Obviamente, não quero dizer com isso que o governo do PT foi melhor do que o governo Bolsonaro, em termos econômicos. Mesmo porque, essa série de participações no PIB sulamericano não faz o mínimo sentido para tirar qualquer conclusão que preste. Meu único ponto é que tem um limite para o ridículo. O PT também faz esse tipo de mistificação, mas normalmente eles são mais competentes.

Certamente Luciano Hang não toca suas empresas com esse tipo de interpretação das estatísticas econômicas. Bem, espero que não.

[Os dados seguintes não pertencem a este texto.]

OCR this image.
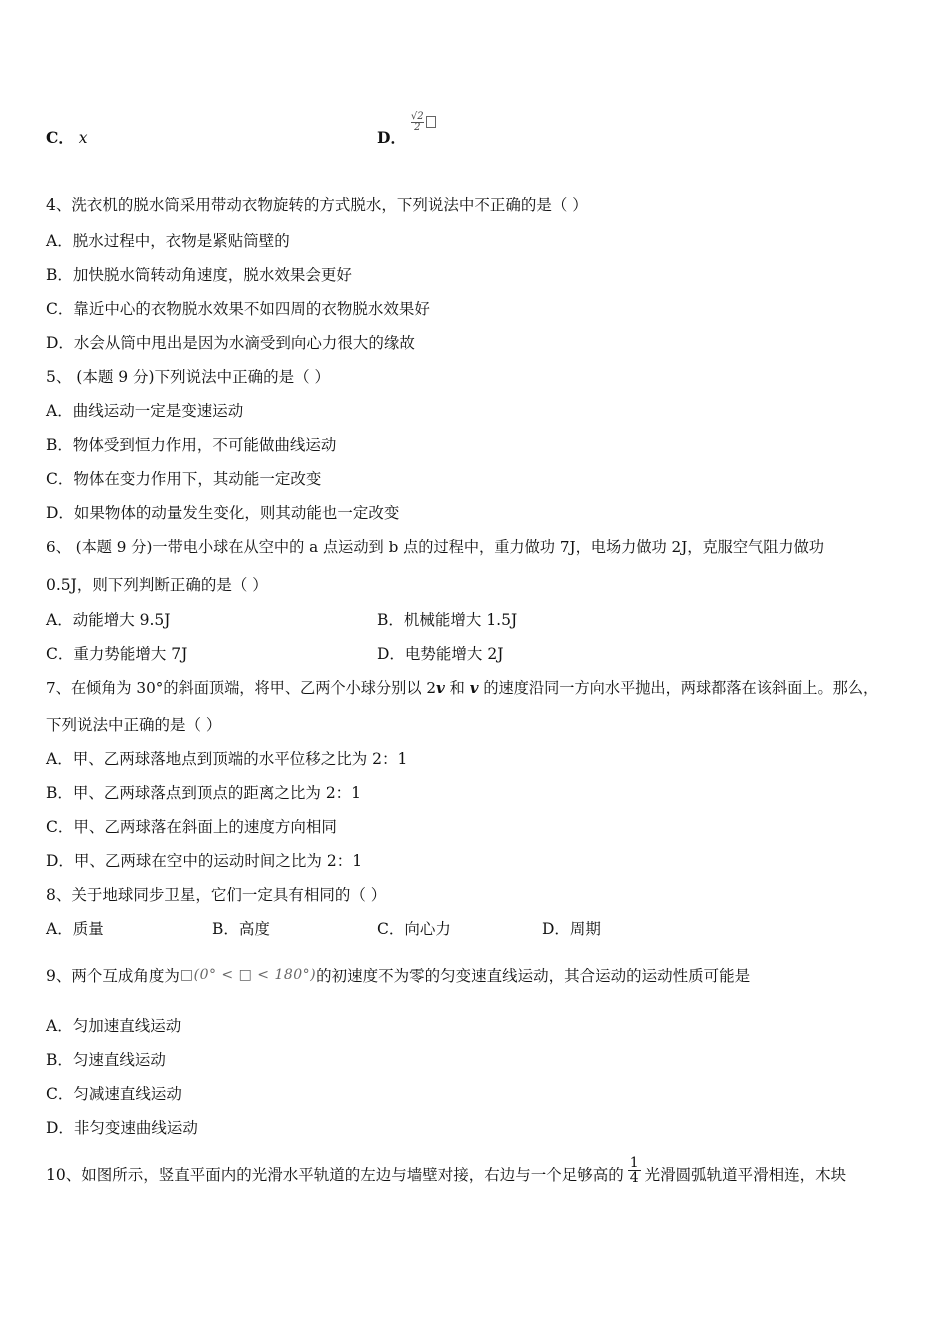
C． x	D．
$\frac{√2}{2}$
4、洗衣机的脱水筒采用带动衣物旋转的方式脱水，下列说法中不正确的是（ ）
A．脱水过程中，衣物是紧贴筒壁的
B．加快脱水筒转动角速度，脱水效果会更好
C．靠近中心的衣物脱水效果不如四周的衣物脱水效果好
D．水会从筒中甩出是因为水滴受到向心力很大的缘故
5、 (本题 9 分)下列说法中正确的是（ ）
A．曲线运动一定是变速运动
B．物体受到恒力作用，不可能做曲线运动
C．物体在变力作用下，其动能一定改变
D．如果物体的动量发生变化，则其动能也一定改变
6、 (本题 9 分)一带电小球在从空中的 a 点运动到 b 点的过程中，重力做功 7J，电场力做功 2J，克服空气阻力做功
0.5J，则下列判断正确的是（ ）
A．动能增大 9.5J	B．机械能增大 1.5J
C．重力势能增大 7J	D．电势能增大 2J
7、在倾角为 30°的斜面顶端，将甲、乙两个小球分别以 2v 和 v 的速度沿同一方向水平抛出，两球都落在该斜面上。那么，
下列说法中正确的是（ ）
A．甲、乙两球落地点到顶端的水平位移之比为 2：1
B．甲、乙两球落点到顶点的距离之比为 2：1
C．甲、乙两球落在斜面上的速度方向相同
D．甲、乙两球在空中的运动时间之比为 2：1
8、关于地球同步卫星，它们一定具有相同的（ ）
A．质量	B．高度	C．向心力	D．周期
9、两个互成角度为□(0° < □ < 180°)的初速度不为零的匀变速直线运动，其合运动的运动性质可能是
A．匀加速直线运动
B．匀速直线运动
C．匀减速直线运动
D．非匀变速曲线运动
10、如图所示，竖直平面内的光滑水平轨道的左边与墙壁对接，右边与一个足够高的 $\frac{1}{4}$ 光滑圆弧轨道平滑相连，木块
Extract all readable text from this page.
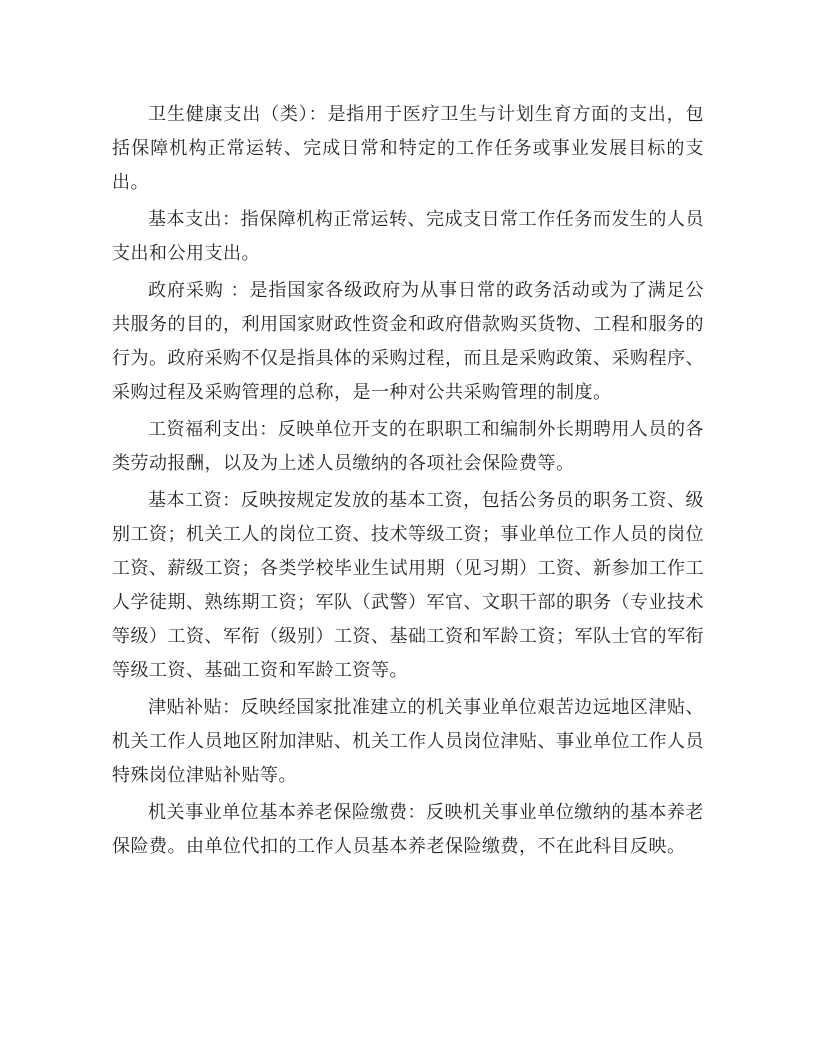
卫生健康支出（类）：是指用于医疗卫生与计划生育方面的支出，包括保障机构正常运转、完成日常和特定的工作任务或事业发展目标的支出。

基本支出：指保障机构正常运转、完成支日常工作任务而发生的人员支出和公用支出。

政府采购 ：是指国家各级政府为从事日常的政务活动或为了满足公共服务的目的，利用国家财政性资金和政府借款购买货物、工程和服务的行为。政府采购不仅是指具体的采购过程，而且是采购政策、采购程序、采购过程及采购管理的总称，是一种对公共采购管理的制度。

工资福利支出：反映单位开支的在职职工和编制外长期聘用人员的各类劳动报酬，以及为上述人员缴纳的各项社会保险费等。

基本工资：反映按规定发放的基本工资，包括公务员的职务工资、级别工资；机关工人的岗位工资、技术等级工资；事业单位工作人员的岗位工资、薪级工资；各类学校毕业生试用期（见习期）工资、新参加工作工人学徒期、熟练期工资；军队（武警）军官、文职干部的职务（专业技术等级）工资、军衔（级别）工资、基础工资和军龄工资；军队士官的军衔等级工资、基础工资和军龄工资等。

津贴补贴：反映经国家批准建立的机关事业单位艰苦边远地区津贴、机关工作人员地区附加津贴、机关工作人员岗位津贴、事业单位工作人员特殊岗位津贴补贴等。

机关事业单位基本养老保险缴费：反映机关事业单位缴纳的基本养老保险费。由单位代扣的工作人员基本养老保险缴费，不在此科目反映。
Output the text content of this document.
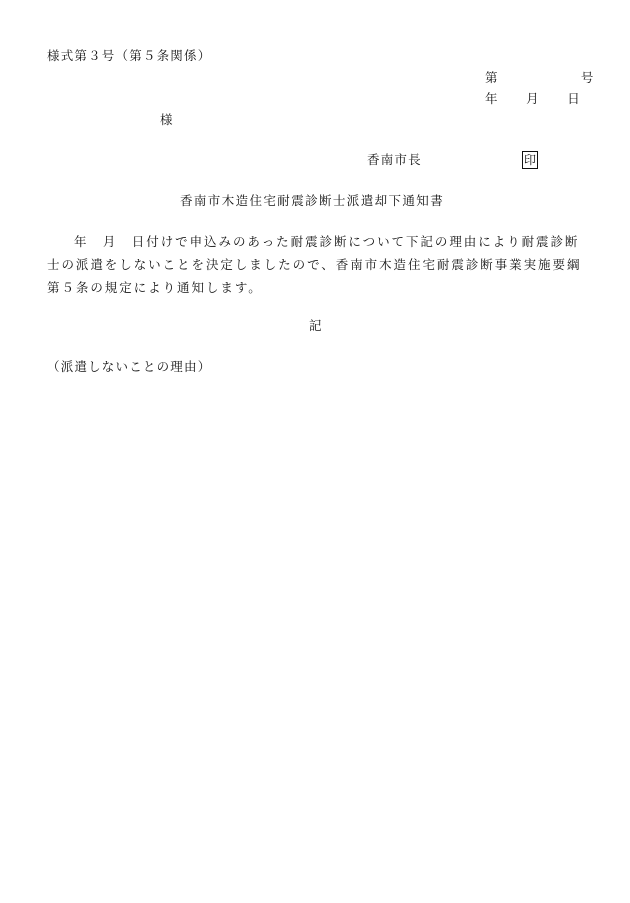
様式第３号（第５条関係）
第　　　　　　号
年　　月　　日
様
香南市長	印
香南市木造住宅耐震診断士派遣却下通知書
年　月　日付けで申込みのあった耐震診断について下記の理由により耐震診断
士の派遣をしないことを決定しましたので、香南市木造住宅耐震診断事業実施要綱
第５条の規定により通知します。
記
（派遣しないことの理由）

A economia brasileira na era PT. Episódio 4: Na base do anabolizante

No núcleo da política econômica do PT, chamada de Nova Matriz Econômica (NME), está a crença de que o Estado pode fomentar o crescimento econômico através da escolha de investimentos cirurgicamente escolhidos. Portanto, o crescimento econômico deveria ser o resultado de todas as políticas adotadas pelos governos Lula e Dilma. De fato, se olharmos somente o crescimento, o governo Lula se destaca, conforme podemos observar no gráfico abaixo:

A média do crescimento econômico nos governos Lula foi de 4% ao ano, contra 2,5% de FHC, menos de 0,5% nos governos Dilma, 1,5% no governo Temer e cerca de 1% no governo Bolsonaro (usando previsão de crescimento de 1,5% para 2022 do FMI). Então, é indisputável o fato de que o governo Lula entregou crescimento maior, mas também é inegável que Dilma foi a responsável pela pior performance da economia brasileira na história (estou considerando o ano completo de 2016 para este e os próximos cálculos. Apesar de Dilma ter deixado o cargo em abril de 2016, o PIB daquele ano foi obra de seu governo). Considerando todos os governos do PT (linha verde), temos uma média de crescimento semelhante ao que tivemos nos governos FHC, mas ainda maior do que tivemos posteriormente, com Temer e Bolsonaro.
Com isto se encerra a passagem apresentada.